Rendering any "Musical dissociative disorder" seems a bit stretched, because deviations relating tempo or synchronicity is intentional on part of the pianist, and it is not involuntary, nor pathologic. It's a matter of taste. Synchronicity is mathematical and absolute in written manuscript, but any tempo deviations via rubato really should involve BOTH hands, and not just one hand.
This, I disagree with, mostly because I think the pulse is often broken by this type of rubato. I think people use it often because it is by and far the easiest way to execute rubato in Chopin's music, and Chopin's music sounds awful without it (even the most mechanical of the etudes). But I also think that Chopin's music suffers from a loss of pulse, if not so much as from a lack of rubato.
Not really. Pulse is a subjective term. Pulse doesn't have to be broken in the presence of rubato, as music is a dynamic process that can embrace change within the same piece.
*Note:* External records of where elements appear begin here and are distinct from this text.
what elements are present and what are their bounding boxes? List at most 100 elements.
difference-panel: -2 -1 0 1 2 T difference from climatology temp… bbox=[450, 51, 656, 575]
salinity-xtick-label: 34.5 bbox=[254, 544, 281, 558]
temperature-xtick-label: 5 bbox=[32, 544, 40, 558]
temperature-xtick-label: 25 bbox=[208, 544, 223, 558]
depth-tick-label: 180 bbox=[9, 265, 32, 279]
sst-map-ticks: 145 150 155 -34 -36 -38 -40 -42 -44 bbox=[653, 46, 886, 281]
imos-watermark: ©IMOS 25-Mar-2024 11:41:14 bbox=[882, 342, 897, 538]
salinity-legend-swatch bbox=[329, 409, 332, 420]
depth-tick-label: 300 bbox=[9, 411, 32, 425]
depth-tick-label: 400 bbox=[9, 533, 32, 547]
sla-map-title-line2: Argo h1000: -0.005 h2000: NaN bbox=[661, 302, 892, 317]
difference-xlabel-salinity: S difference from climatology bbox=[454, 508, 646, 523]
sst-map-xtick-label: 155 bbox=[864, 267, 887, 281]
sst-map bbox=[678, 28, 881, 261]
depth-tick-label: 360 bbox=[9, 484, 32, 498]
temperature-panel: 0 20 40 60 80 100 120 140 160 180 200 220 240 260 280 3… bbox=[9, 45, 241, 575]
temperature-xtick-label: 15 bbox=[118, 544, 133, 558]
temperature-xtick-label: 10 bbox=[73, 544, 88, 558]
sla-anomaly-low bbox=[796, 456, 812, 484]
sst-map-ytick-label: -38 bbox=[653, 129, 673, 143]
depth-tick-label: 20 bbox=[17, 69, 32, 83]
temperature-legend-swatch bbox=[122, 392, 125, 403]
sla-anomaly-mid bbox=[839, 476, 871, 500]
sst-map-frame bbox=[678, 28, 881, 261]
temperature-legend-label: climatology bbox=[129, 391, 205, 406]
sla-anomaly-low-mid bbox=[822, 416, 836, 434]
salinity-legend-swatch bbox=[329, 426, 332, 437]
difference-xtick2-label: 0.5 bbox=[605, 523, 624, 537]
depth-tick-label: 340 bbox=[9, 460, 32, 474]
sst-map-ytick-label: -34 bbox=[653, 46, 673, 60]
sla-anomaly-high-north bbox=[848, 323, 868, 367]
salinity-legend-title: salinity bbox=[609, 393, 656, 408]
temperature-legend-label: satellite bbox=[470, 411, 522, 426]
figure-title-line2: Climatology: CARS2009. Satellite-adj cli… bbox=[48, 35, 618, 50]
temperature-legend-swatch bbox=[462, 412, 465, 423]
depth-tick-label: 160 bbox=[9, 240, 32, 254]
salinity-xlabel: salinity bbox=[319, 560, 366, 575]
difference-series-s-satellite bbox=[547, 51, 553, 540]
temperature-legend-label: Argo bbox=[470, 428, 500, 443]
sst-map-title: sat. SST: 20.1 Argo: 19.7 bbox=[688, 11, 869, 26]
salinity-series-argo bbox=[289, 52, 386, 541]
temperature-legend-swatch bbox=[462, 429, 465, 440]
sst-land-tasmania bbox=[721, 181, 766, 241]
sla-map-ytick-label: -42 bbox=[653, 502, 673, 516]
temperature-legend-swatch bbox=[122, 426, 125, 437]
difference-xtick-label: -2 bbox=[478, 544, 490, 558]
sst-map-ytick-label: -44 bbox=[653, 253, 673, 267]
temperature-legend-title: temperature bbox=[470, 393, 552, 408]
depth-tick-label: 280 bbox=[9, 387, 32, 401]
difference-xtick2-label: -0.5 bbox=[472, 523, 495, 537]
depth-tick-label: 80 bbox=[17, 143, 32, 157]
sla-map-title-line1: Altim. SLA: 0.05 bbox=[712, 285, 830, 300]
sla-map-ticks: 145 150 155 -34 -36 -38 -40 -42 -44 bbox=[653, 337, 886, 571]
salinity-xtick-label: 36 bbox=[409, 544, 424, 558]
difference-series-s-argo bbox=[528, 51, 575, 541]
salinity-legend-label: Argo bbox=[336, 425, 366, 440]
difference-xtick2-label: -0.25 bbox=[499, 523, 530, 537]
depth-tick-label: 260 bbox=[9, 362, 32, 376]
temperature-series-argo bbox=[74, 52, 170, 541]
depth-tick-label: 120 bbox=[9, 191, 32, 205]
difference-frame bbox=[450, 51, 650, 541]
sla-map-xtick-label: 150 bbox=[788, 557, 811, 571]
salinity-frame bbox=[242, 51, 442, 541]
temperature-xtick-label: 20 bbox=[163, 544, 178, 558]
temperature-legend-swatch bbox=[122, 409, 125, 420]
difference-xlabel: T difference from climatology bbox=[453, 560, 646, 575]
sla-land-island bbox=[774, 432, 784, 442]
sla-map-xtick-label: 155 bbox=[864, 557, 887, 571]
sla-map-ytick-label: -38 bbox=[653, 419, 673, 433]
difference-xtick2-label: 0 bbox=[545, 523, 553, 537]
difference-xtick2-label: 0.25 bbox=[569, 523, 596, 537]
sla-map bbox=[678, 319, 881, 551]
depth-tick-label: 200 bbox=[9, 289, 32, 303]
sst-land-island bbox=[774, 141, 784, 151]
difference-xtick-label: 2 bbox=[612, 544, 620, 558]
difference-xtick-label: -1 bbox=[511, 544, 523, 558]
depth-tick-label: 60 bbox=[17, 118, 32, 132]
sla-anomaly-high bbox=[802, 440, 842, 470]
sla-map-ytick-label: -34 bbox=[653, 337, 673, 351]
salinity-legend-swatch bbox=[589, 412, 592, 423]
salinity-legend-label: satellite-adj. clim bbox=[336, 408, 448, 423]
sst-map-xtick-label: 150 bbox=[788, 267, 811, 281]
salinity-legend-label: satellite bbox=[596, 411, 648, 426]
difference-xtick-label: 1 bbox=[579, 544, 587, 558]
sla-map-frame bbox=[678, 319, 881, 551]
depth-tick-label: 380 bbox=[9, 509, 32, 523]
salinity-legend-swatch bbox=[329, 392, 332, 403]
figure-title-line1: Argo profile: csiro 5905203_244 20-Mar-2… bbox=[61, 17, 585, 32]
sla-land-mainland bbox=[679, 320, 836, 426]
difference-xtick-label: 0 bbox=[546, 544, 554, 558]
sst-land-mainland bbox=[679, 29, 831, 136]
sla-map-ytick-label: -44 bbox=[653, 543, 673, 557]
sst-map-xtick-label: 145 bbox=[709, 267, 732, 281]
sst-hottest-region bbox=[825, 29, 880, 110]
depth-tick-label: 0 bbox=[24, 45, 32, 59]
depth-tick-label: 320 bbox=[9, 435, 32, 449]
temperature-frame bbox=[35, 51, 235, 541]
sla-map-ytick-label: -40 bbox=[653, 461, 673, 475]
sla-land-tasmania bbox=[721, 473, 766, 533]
Even a driving pulse needs a break from time to time to add a degree of contrast, hence different themes, etc. In proper use of rubato, it's the tempo
that is interrupted, not the rhythm
. In other words the music may slow down, but the elements which define rhythm remain intact - accents, meter, etc. Our sense of pulse is primarily driven by rhythm, so our perception of pulse within a piece doesn't suffer.
A lot of people forget that Chopin was an amateur. He never had a piano teacher. Even his most difficult pieces are 'easy' in the sense that he only wrote what came naturally to his hand.
Stated bluntly, but marginally true. He really didn't have the opportunity to delve deeply into the formal tools of composition. This can be seen with the use of awkward enharmonics within a given key signature. Even Józef Elsner allowed a free reign on composition during the "formal years" from 1826-29. Making up for any inadequacies, however, his understanding of form, style, musical creativity equaled or transcended his contemporaries.